If there’s ever any solace to take from a tough loss in a tournament, perhaps it’s that you lost to the best, or the eventual champions, or whatever.
Unless you’re the Rangers, who needed two wins in five games to advance to the Stanley Cup Finals, but ended up losing four straight to the defending two-time Stanley Cup Champion Tampa Bay Lightning, who now are four wins over Colorado away from a three-pear.
“Right now, it's not easy,” defenseman Jacob Trouba said after Saturday’s 2-1 loss in Game 6 that ended the Rangers’ season. “I'm sure we'll think about it and reflect, but right now, it's not a good feeling.”
“Empty,” added Chris Kreider when asked how he felt. “Obviously very sad. They got timely goals, but it felt like we were in every game.”
They were, as two of the losses were one-goal games, and Game 5 was tied late before a go-ahead goal and an empty-netter made it 3-1 – after the Rangers had a great chance to go up 2-1 on a centering pass that Ryan Strome simply fanned on.
“We would’ve liked to generate a little more (offense) but one-goal games could usually go either way, a chance here or there,” defenseman Adam Fox said. “Obviously good goalies and they’re an experienced team, obviously they’ve been here before.”
Perhaps, as head coach Gerard Gallant surmised, the young Rangers ran out of gas, Game 6 being their 20th of the playoffs in 40 days.
Mika Zibanejad rejected the idea, but Gallant knew what he saw in his team.
“There’s no doubt it showed up,” Gallant said. “When you got seven and seven (games in the first two rounds), there’s no break. Guys don’t get a chance to heal.”
To try to take some bright side, though, Fox – who won the Norris Trophy last season – took away from his first extended playoff action that this hopefully won’t be it for the young Blueshirts.
“It was obviously a lot of good experience,” Fox said. “Wished for a better ending but definitely promising for our team.”
And, really, getting to 20 games is an accomplishment when you think back to the first round, which could’ve ended with a near-sweep.
“You know you look back and we could’ve been done in five games in that first round, but we battled, it took everyone,” Fox said. “It’s a nice young mix of guys in this room and also older guys who help and lead the way for us. It’s a great locker room and I think our battle when we were down in (the previous two) series really showed that.”

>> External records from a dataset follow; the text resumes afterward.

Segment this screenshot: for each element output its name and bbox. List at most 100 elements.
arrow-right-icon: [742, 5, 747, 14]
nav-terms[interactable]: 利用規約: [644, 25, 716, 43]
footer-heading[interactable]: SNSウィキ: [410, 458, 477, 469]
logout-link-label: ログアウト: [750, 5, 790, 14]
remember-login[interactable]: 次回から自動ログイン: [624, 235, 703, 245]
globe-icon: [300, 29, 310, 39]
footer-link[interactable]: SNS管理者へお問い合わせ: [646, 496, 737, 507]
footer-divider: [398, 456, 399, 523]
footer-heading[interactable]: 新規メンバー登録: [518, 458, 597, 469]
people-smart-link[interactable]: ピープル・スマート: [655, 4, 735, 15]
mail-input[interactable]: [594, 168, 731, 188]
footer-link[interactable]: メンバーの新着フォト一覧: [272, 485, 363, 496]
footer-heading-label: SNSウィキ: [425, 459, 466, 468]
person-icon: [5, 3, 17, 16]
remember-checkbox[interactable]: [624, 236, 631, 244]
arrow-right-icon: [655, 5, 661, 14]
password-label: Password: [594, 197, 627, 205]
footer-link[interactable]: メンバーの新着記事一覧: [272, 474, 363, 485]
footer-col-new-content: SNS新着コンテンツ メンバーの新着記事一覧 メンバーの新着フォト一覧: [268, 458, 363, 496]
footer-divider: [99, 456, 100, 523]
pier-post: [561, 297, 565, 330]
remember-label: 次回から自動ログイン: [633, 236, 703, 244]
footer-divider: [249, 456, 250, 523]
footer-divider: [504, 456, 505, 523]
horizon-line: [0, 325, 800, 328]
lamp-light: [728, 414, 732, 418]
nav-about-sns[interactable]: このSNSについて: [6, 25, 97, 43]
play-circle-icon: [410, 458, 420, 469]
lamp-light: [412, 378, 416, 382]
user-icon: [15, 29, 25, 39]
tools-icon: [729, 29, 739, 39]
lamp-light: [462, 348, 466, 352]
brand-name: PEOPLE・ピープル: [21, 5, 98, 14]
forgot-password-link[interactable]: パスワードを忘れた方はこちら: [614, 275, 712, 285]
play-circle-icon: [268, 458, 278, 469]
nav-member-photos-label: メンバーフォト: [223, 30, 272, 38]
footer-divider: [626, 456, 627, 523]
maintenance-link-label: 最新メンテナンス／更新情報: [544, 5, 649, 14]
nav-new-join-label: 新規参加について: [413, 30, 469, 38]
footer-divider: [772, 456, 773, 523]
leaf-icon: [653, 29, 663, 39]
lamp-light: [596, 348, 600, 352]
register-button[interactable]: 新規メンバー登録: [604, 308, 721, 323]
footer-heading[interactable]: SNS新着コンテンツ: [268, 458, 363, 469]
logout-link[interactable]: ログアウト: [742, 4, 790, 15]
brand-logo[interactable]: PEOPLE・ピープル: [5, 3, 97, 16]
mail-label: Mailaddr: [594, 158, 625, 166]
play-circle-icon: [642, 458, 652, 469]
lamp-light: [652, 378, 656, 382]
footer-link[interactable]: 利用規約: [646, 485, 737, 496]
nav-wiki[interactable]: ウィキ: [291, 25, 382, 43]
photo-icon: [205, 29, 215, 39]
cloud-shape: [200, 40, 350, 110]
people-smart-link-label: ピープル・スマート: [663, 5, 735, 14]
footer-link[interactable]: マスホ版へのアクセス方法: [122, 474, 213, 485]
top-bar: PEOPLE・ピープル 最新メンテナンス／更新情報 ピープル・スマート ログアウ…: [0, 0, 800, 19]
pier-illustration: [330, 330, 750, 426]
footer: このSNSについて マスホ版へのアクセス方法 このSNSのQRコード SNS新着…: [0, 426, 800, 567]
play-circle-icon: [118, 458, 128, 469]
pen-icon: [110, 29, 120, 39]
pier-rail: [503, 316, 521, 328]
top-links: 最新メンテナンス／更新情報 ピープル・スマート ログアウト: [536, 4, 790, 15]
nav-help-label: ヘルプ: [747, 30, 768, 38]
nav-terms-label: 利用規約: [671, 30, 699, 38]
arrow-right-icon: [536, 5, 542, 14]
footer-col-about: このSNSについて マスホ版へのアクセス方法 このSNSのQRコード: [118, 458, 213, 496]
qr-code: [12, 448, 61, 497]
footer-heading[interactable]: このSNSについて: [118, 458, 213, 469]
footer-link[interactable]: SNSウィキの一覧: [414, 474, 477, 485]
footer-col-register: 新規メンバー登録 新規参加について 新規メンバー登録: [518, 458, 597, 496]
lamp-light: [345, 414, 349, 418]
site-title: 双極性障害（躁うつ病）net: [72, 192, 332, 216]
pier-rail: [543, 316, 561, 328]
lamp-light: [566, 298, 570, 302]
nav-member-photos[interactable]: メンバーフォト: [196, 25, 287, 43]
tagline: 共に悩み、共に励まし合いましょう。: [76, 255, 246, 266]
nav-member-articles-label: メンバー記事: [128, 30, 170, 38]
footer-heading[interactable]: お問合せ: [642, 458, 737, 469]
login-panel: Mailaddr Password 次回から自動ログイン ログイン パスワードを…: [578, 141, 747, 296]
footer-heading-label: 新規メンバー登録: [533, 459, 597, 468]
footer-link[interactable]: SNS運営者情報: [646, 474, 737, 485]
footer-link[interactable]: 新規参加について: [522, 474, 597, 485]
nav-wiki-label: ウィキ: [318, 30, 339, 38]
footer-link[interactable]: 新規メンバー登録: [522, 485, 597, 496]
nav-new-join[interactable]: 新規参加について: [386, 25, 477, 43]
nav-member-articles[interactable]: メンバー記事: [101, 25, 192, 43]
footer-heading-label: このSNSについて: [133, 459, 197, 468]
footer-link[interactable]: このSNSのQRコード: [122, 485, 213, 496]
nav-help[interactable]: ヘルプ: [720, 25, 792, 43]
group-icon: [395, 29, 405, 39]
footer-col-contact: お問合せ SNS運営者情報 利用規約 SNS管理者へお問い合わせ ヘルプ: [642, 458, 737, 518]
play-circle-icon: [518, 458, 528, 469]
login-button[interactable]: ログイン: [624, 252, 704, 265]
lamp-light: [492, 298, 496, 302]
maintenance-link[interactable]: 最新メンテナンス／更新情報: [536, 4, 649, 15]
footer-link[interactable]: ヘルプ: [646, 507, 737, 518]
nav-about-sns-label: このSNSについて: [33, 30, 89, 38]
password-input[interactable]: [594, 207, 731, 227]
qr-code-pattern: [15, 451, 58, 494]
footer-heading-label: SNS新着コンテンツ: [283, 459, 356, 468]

Moral victories don’t win Stanley Cups, though, and after watching the Finals, the Rangers will get to work over the summer looking to get back to the Promised Land. A third straight season with a New York team in the Final Four sadly yielded its third straight exit in the penultimate round, and with several players headed for free agency, the bottom of the roster at least may look a lot different come the fall.
For now, though, that can all wait as the Blueshirts try to process what could’ve been.
“It’s like, denying this right now. I don’t honestly have much to say. Just empty,” Mika Zibanejad said. “These are the games we all wanted to play…don’t want it to be over.”